Ohne Supportband legten die vier Briten direkt mit dem Titeltrack ihres aktuellen Albums „Never a good day to die“ los. Es folgten „Victimizer“ und „Hundred Years“, bevor Chris ein paar Worte ans begeisterte Publikum sprach.

„Harsh Reality“ ist das neue Lied, welches die Band zum kostenlosen Download bereitgestellt hat und natürlich auch an diesem Abend spielte. So hart war die Realität aber gar nicht, denn die Musiker schienen an dem Abend großen Spaß zu haben und die Reaktionen der Fans zu genießen. Martin zog an seinem Schlagzeug oftmals Grimassen, wenn er mit Luke rumalberte. Alle posten gemeinsam mit Ihren Instrumenten und standen zu keinem Moment still. Die Energie, die sie und ihre Musik versprühten übertrug sich auf die überschaubare Menge und die Stimmung wurde von Lied zu Lied besser.

Eigentlich hätte es „Fear of the Dark“ gar gebraucht, um die Zuschauer zum mitsingen zu animieren, aber die Anwesenden kamen der Aufforderung bei dem beliebten Stück von Iron Maiden gerne nach. Das Rattenloch sang das letzte Lied vor den Zugaben aus vollem Halse mit und feierte Absolva den ganzen Abend über ab. Die Band bedankte sich für die überschwänglichen Reaktionen.
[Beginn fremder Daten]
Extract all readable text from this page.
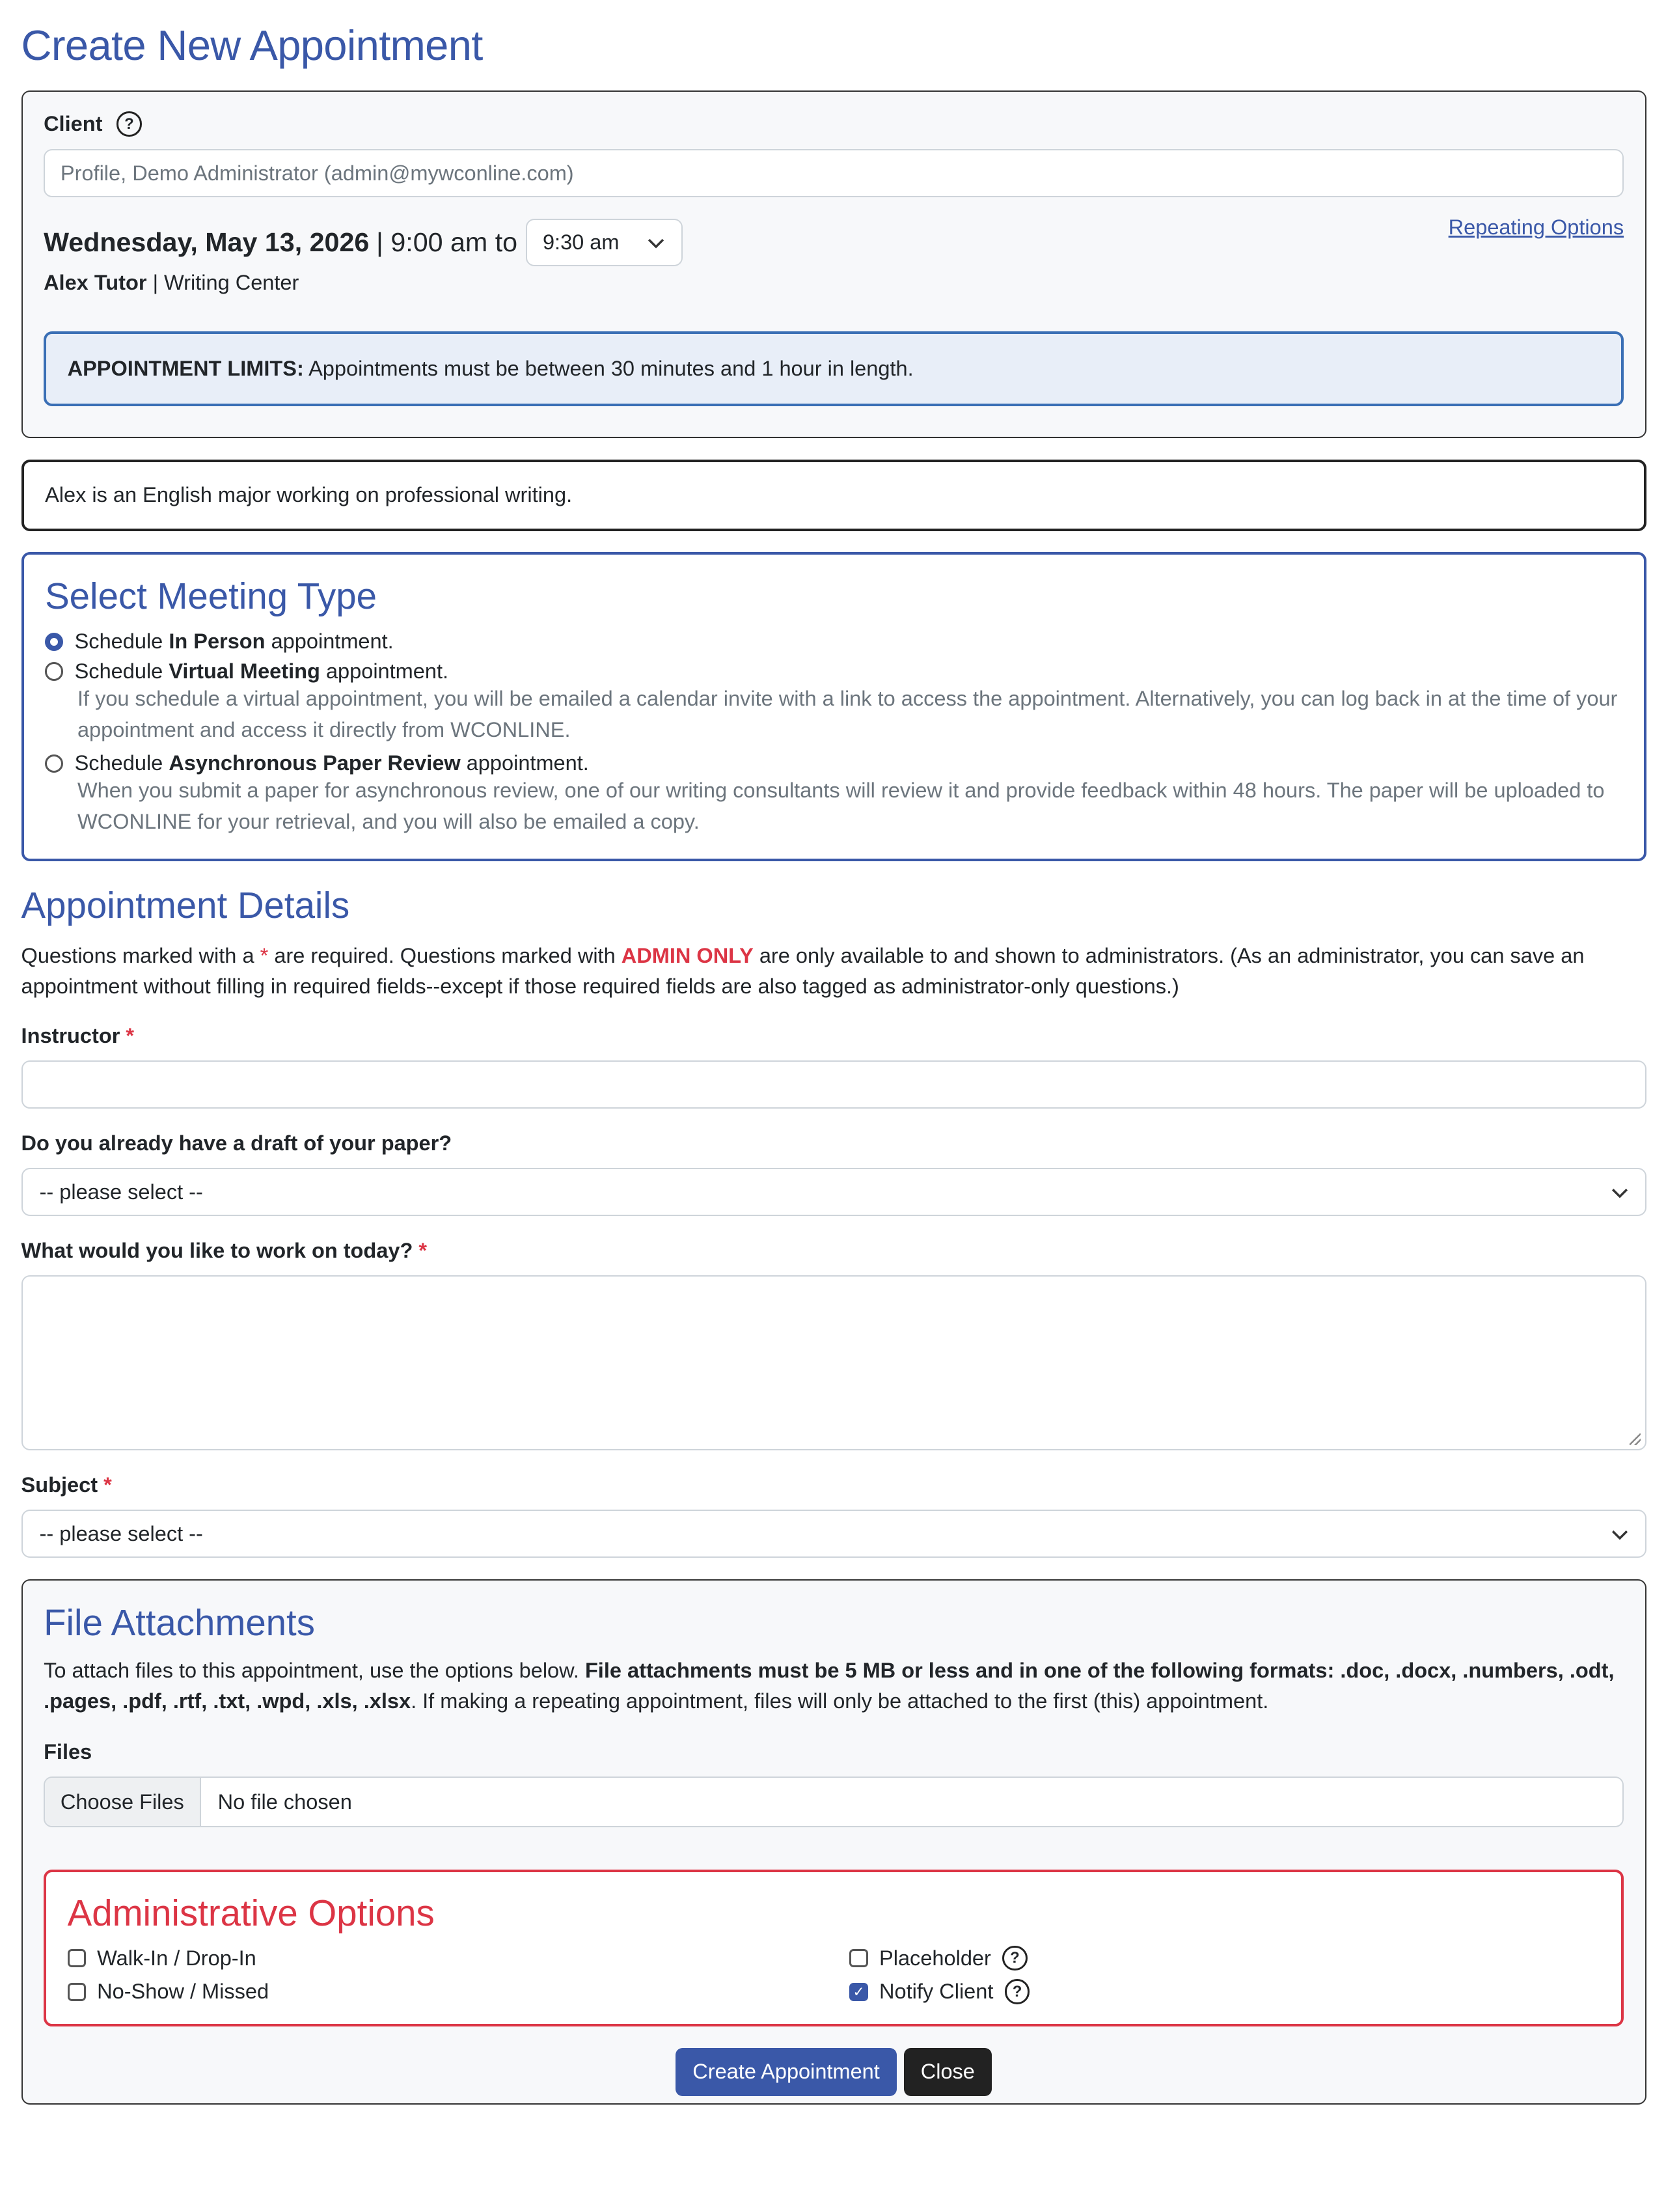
Create New Appointment
Client	?
Profile, Demo Administrator (admin@mywconline.com)
Wednesday, May 13, 2026 | 9:00 am to	9:30 am
Repeating Options
Alex Tutor | Writing Center
APPOINTMENT LIMITS: Appointments must be between 30 minutes and 1 hour in length.
Alex is an English major working on professional writing.
Select Meeting Type
Schedule In Person appointment.
Schedule Virtual Meeting appointment.
If you schedule a virtual appointment, you will be emailed a calendar invite with a link to access the appointment. Alternatively, you can log back in at the time of your appointment and access it directly from WCONLINE.
Schedule Asynchronous Paper Review appointment.
When you submit a paper for asynchronous review, one of our writing consultants will review it and provide feedback within 48 hours. The paper will be uploaded to WCONLINE for your retrieval, and you will also be emailed a copy.
Appointment Details
Questions marked with a * are required. Questions marked with ADMIN ONLY are only available to and shown to administrators. (As an administrator, you can save an appointment without filling in required fields--except if those required fields are also tagged as administrator-only questions.)
Instructor *
Do you already have a draft of your paper?
-- please select --
What would you like to work on today? *
Subject *
-- please select --
File Attachments
To attach files to this appointment, use the options below. File attachments must be 5 MB or less and in one of the following formats: .doc, .docx, .numbers, .odt, .pages, .pdf, .rtf, .txt, .wpd, .xls, .xlsx. If making a repeating appointment, files will only be attached to the first (this) appointment.
Files
Choose Files	No file chosen
Administrative Options
Walk-In / Drop-In	Placeholder	?
No-Show / Missed	✓	Notify Client	?
Create Appointment	Close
Denn eigentlich waren die Zugaben mit „Code Red“ abgearbeitet und das Konzert zu Ende, aber das euphorische Publikum wollte die sympathischen Engländer noch nicht von der Bühne lassen. Nach einer kurzen Bandbesprechung ging jeder zu seinem Instrument und Chris fragte, welches Lied sie spielen sollten. Wie bereits während des Konzertes, stimmten einige Besucher „Watching over me“ von Iced Earth an. Ich fand es schon unverschämt, sich ein Lied einer anderen Band zu wünschen. Die Musiker hingegen sahen es anders und überraschten mich damit, das Luke Appleton zum ersten Mal an dem Abend den Gesang bei dem Lied seiner amerikanischen Band übernahm. Er stimmte das Lied an und seine Bandkollegen kamen nach dem Intro hinzu. Grandios, wie sie mal so eben aus dem Stand das Lied zum Besten gegeben haben und die Menge feierte das Bonuslied dankbar ab.


Danach übernahm Chris wieder das Mikro und Absolva gaben mit „Heaven and Hell“ aus der Dio-Phase von Black Sabbath Gas. Band und Publikum mobilisierten zum Abschluß des Konzertes noch mal alle Reserven. Ein würdiger Abschluß eines kleinen, großen Konzertes.